Despite the glamour of the marine business, and the undoubted good he can do with industrial waste, what energizes Mr. Puetter most is individual septic systems, and municipal sewage. He is slated to replace the failed municipal sewage treatment plant in a large B.C. industrial town that was installed only two or three years ago. The plant can be financed on the savings in operating costs alone that rise from Hydroxyl's technology.

For years, Mr. Puetter has been trying to get the attention of the city of Victoria, which dumps most of its untreated sewage straight into the ocean, as does Halifax and St. John's.

"Regulating the environment is practically impossible and presents the single largest impediment to progress," Mr.
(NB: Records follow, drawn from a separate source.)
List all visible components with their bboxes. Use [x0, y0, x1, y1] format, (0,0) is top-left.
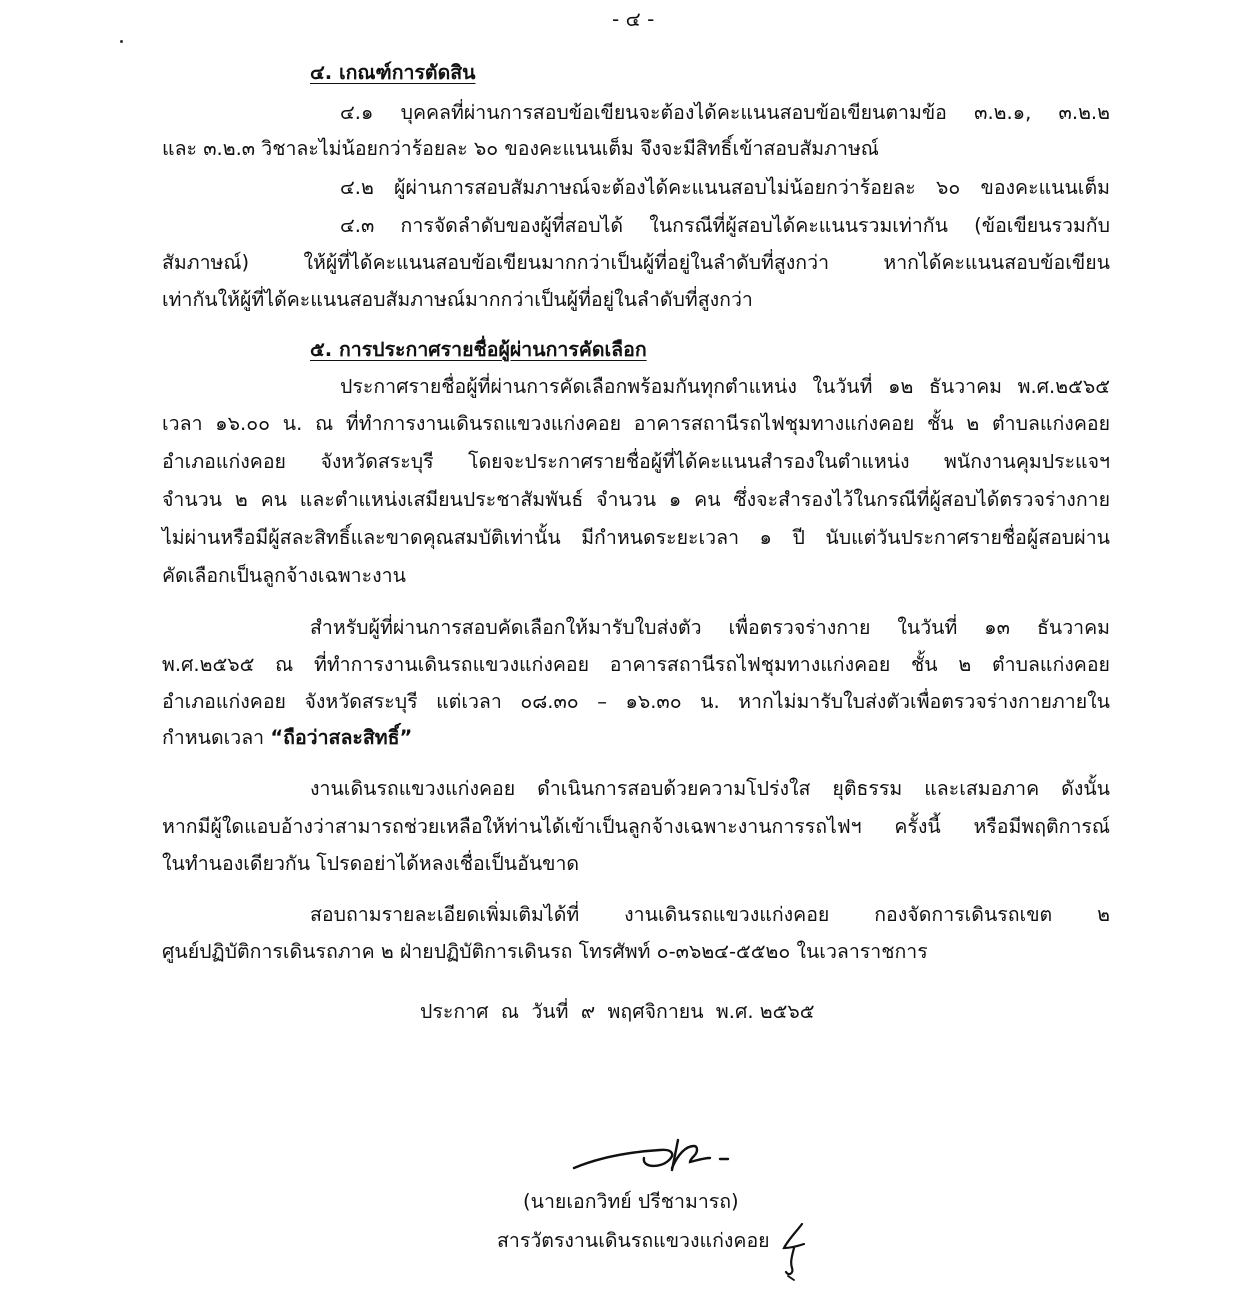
scan-speck — [120, 40, 123, 43]
sec5-para-1-line-2: เวลา ๑๖.๐๐ น. ณ ที่ทำการงานเดินรถแขวงแก่งคอย อาคารสถานีรถไฟชุมทางแก่งคอย ชั้น ๒ ตำบลแก่งคอย — [162, 412, 1110, 435]
clause-4-2-line-1: ๔.๒ ผู้ผ่านการสอบสัมภาษณ์จะต้องได้คะแนนสอบไม่น้อยกว่าร้อยละ ๖๐ ของคะแนนเต็ม — [340, 176, 1110, 199]
sec5-para-2-line-3: อำเภอแก่งคอย จังหวัดสระบุรี แต่เวลา ๐๘.๓๐ – ๑๖.๓๐ น. หากไม่มารับใบส่งตัวเพื่อตรวจร่างกายภายใน — [162, 690, 1110, 713]
deadline-prefix: กำหนดเวลา — [162, 726, 271, 749]
sec5-para-2-line-4 — [162, 723, 412, 753]
announcement-date: ประกาศ ณ วันที่ ๙ พฤศจิกายน พ.ศ. ๒๕๖๕ — [420, 1000, 815, 1023]
clause-4-3-line-1: ๔.๓ การจัดลำดับของผู้ที่สอบได้ ในกรณีที่ผู้สอบได้คะแนนรวมเท่ากัน (ข้อเขียนรวมกับ — [340, 214, 1110, 237]
clause-4-1-line-1: ๔.๑ บุคคลที่ผ่านการสอบข้อเขียนจะต้องได้คะแนนสอบข้อเขียนตามข้อ ๓.๒.๑, ๓.๒.๒ — [340, 101, 1110, 124]
sec5-para-4-line-1: สอบถามรายละเอียดเพิ่มเติมได้ที่ งานเดินรถแขวงแก่งคอย กองจัดการเดินรถเขต ๒ — [310, 903, 1110, 926]
clause-4-3-line-3: เท่ากันให้ผู้ที่ได้คะแนนสอบสัมภาษณ์มากกว่าเป็นผู้ที่อยู่ในลำดับที่สูงกว่า — [162, 288, 753, 311]
sec5-para-1-line-1: ประกาศรายชื่อผู้ที่ผ่านการคัดเลือกพร้อมกันทุกตำแหน่ง ในวันที่ ๑๒ ธันวาคม พ.ศ.๒๕๖๕ — [340, 375, 1110, 398]
sec5-para-3-line-1: งานเดินรถแขวงแก่งคอย ดำเนินการสอบด้วยความโปร่งใส ยุติธรรม และเสมอภาค ดังนั้น — [310, 777, 1110, 800]
sec5-para-1-line-6: คัดเลือกเป็นลูกจ้างเฉพาะงาน — [162, 564, 406, 587]
page-number: - ๔ - — [612, 7, 655, 31]
signer-title: สารวัตรงานเดินรถแขวงแก่งคอย — [497, 1229, 770, 1252]
sec5-para-2-line-2: พ.ศ.๒๕๖๕ ณ ที่ทำการงานเดินรถแขวงแก่งคอย อาคารสถานีรถไฟชุมทางแก่งคอย ชั้น ๒ ตำบลแก่งคอย — [162, 653, 1110, 676]
sec5-para-1-line-4: จำนวน ๒ คน และตำแหน่งเสมียนประชาสัมพันธ์ จำนวน ๑ คน ซึ่งจะสำรองไว้ในกรณีที่ผู้สอบได้ตรวจร่างกาย — [162, 488, 1110, 511]
section-4-heading: ๔. เกณฑ์การตัดสิน — [310, 61, 476, 84]
sec5-para-3-line-2: หากมีผู้ใดแอบอ้างว่าสามารถช่วยเหลือให้ท่านได้เข้าเป็นลูกจ้างเฉพาะงานการรถไฟฯ ครั้งนี้ หรือมีพฤติการณ์ — [162, 815, 1110, 838]
section-5-heading: ๕. การประกาศรายชื่อผู้ผ่านการคัดเลือก — [310, 338, 647, 361]
signature — [568, 1128, 748, 1178]
sec5-para-1-line-5: ไม่ผ่านหรือมีผู้สละสิทธิ์และขาดคุณสมบัติเท่านั้น มีกำหนดระยะเวลา ๑ ปี นับแต่วันประกาศรายชื่อผู้สอบผ่าน — [162, 526, 1110, 549]
sec5-para-4-line-2: ศูนย์ปฏิบัติการเดินรถภาค ๒ ฝ่ายปฏิบัติการเดินรถ โทรศัพท์ ๐-๓๖๒๔-๕๕๒๐ ในเวลาราชการ — [162, 940, 928, 963]
initials-mark — [776, 1218, 816, 1284]
sec5-para-3-line-3: ในทำนองเดียวกัน โปรดอย่าได้หลงเชื่อเป็นอันขาด — [162, 852, 580, 875]
sec5-para-1-line-3: อำเภอแก่งคอย จังหวัดสระบุรี โดยจะประกาศรายชื่อผู้ที่ได้คะแนนสำรองในตำแหน่ง พนักงานคุมประแจฯ — [162, 450, 1110, 473]
signer-name: (นายเอกวิทย์ ปรีชามารถ) — [523, 1190, 739, 1213]
sec5-para-2-line-1: สำหรับผู้ที่ผ่านการสอบคัดเลือกให้มารับใบส่งตัว เพื่อตรวจร่างกาย ในวันที่ ๑๓ ธันวาคม — [310, 616, 1110, 639]
forfeit-notice: “ถือว่าสละสิทธิ์” — [270, 726, 413, 749]
clause-4-1-line-2: และ ๓.๒.๓ วิชาละไม่น้อยกว่าร้อยละ ๖๐ ของคะแนนเต็ม จึงจะมีสิทธิ์เข้าสอบสัมภาษณ์ — [162, 137, 879, 160]
clause-4-3-line-2: สัมภาษณ์) ให้ผู้ที่ได้คะแนนสอบข้อเขียนมากกว่าเป็นผู้ที่อยู่ในลำดับที่สูงกว่า หากได้คะแนนสอบข้อเขียน — [162, 251, 1110, 274]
Puetter says in his office at the edge of the Victoria airport. Tucked inside one of his steel sheds is a Grumman Goose, a vintage propeller plane he uses to fly his wife and son into the deepest untouched parts of British Columbia. "The market wants us, but we're so bogged down in regulation. This city represents the first large- scale demonstration of what we can do with municipal waste streams."

One small, inexpensive Hydroxyl installation, and the Walkerton problem wouldn't have happened. Another could eradicate Victoria's problem.

"Bureaucrats cannot make scientific decisions, it makes no sense. Liability is an enormous concern in government. No one is willing to take the responsibility for change. Every district has an individual health inspector, and all have a fiefdom to protect.

"What government can do," he continues, "is announce that standards must be kept. We are an expense for most companies. They would not use us if they did not have to use us. But there is no one rule to solve any problem, and any attempt by government to involve itself in the process turns almost immediately into corruption.

"Technology is not the problem," he repeats. "The technology is there. We do not have the political will."